La visione dell’interno del corpo umano è iniziata, sul finire del XIX secolo, con la scoperta dei raggi X e delle loro applicazioni in campo medico: l’immagine radiografica della mano della signora Roentgen è la prima di una lunga serie di immagini di cui, poco o tanto, tutti abbiamo esperienza e che sono tuttora insostituibili per molte diagnosi e cure. Il panorama dell’imaging in medicina in effetti oggi è molto esuberante e a tutti sono abbastanza familiari i riferimenti a pratiche come l’Ecografia o la Risonanza Magnetica e sigle come la TAC o la PET. Sono metodiche molto potenti ed efficaci, che danno immagini ricche di informazioni e che, proprio per questo, vanno scelte opportunamente e interrogate intelligentemente.

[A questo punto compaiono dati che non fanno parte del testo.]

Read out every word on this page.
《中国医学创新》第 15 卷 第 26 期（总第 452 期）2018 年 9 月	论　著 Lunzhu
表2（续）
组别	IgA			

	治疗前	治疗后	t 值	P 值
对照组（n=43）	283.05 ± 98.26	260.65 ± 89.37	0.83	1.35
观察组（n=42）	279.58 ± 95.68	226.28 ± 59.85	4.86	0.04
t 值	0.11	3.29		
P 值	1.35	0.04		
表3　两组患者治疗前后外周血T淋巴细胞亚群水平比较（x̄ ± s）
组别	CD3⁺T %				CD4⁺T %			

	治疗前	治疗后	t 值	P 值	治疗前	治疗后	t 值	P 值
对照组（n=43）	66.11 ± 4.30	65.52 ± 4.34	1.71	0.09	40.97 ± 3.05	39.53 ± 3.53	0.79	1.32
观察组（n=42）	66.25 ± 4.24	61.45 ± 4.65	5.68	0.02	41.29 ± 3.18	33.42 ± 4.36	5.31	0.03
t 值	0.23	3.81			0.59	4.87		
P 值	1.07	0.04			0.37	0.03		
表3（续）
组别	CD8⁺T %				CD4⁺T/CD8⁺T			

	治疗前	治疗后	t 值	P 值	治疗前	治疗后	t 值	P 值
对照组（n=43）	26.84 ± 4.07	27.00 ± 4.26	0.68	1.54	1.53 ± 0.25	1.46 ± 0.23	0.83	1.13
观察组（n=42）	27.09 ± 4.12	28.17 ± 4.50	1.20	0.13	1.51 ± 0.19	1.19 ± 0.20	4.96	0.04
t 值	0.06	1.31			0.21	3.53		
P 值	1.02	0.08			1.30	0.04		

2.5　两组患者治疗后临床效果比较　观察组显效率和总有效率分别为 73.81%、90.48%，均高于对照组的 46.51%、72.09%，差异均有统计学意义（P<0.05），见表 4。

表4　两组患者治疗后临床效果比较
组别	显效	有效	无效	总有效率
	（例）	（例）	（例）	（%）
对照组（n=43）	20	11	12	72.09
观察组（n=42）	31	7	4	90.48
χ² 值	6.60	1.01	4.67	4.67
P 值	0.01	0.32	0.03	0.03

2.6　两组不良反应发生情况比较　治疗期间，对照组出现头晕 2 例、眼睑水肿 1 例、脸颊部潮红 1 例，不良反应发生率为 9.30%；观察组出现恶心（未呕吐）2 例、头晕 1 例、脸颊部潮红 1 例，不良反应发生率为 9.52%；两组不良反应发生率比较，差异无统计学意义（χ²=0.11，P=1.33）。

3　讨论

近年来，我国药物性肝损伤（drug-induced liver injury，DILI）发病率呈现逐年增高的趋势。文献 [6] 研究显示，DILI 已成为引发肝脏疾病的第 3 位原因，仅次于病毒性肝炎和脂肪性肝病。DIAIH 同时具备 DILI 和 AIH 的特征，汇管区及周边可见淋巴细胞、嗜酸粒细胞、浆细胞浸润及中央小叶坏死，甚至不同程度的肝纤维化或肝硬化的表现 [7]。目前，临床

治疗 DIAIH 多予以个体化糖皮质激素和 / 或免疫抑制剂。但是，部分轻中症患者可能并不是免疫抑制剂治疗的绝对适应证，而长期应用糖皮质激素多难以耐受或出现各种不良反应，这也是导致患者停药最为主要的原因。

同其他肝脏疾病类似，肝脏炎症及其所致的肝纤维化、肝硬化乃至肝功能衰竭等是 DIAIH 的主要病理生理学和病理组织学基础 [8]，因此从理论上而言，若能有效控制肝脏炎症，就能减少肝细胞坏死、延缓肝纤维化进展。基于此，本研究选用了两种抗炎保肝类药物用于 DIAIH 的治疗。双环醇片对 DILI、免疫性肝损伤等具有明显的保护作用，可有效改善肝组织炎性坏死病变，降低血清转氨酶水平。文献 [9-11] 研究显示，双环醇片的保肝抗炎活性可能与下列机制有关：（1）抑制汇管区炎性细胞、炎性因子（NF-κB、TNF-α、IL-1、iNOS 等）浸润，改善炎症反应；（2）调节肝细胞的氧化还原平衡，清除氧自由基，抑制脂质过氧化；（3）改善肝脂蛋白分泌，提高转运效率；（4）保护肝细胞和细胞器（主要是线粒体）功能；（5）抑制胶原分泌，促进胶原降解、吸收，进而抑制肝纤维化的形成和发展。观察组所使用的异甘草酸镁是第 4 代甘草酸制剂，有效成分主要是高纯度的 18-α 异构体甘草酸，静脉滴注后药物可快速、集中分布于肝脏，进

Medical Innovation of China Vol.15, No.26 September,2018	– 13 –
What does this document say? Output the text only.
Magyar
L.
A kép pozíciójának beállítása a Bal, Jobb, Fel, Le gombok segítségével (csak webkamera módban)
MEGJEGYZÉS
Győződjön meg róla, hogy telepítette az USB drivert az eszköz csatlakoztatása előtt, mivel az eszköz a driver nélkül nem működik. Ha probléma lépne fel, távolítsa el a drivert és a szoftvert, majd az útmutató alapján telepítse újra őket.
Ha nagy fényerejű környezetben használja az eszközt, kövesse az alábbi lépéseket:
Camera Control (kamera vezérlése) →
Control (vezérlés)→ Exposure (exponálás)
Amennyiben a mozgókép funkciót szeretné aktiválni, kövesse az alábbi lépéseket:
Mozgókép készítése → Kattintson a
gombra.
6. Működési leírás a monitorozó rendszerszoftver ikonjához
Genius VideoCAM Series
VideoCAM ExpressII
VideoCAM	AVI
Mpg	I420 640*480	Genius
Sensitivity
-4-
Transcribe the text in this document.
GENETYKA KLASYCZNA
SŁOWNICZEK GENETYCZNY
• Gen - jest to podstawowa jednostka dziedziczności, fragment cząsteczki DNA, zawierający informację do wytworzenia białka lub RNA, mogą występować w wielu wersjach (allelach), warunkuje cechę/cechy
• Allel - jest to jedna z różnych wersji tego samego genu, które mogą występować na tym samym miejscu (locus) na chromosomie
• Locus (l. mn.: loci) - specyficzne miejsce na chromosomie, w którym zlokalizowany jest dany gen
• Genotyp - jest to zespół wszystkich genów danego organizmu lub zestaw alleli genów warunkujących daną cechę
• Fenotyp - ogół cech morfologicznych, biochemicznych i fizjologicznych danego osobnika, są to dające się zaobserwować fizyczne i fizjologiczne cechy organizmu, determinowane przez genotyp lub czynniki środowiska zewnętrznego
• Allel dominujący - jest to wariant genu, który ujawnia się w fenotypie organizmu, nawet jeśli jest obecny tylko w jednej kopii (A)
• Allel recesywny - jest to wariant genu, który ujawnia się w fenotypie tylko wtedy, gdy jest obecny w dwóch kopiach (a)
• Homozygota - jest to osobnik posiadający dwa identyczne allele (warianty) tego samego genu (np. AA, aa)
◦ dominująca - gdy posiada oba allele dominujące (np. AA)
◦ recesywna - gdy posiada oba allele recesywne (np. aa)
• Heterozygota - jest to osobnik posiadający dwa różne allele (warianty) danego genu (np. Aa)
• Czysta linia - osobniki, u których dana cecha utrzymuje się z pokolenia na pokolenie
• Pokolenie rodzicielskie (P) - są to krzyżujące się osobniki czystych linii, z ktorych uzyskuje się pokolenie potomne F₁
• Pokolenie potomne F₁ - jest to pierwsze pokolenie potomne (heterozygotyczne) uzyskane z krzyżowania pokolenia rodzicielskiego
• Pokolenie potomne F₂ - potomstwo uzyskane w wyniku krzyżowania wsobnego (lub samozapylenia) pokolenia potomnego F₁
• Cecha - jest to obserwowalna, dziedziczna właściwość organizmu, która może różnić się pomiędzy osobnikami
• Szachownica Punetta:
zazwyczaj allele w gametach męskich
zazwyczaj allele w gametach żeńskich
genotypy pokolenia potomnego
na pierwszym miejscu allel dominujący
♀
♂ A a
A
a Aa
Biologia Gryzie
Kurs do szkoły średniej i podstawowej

E così torna in campo il soggetto dell’impresa scientifica: mentre gli strumenti di osservazione si potenziano e ci aiutano a farci un’immagine del mondo sempre più realistica, cresce in noi la domanda sul significato del reale e sul rapporto che noi abbiamo con l’universo che ci ospita; insieme alla passione per l’investigazione di ogni particolare cresce un interesse più profondo, comune a tutti i tentativi autenticamente umani: la passione per l’uomo e per la realtà tutta.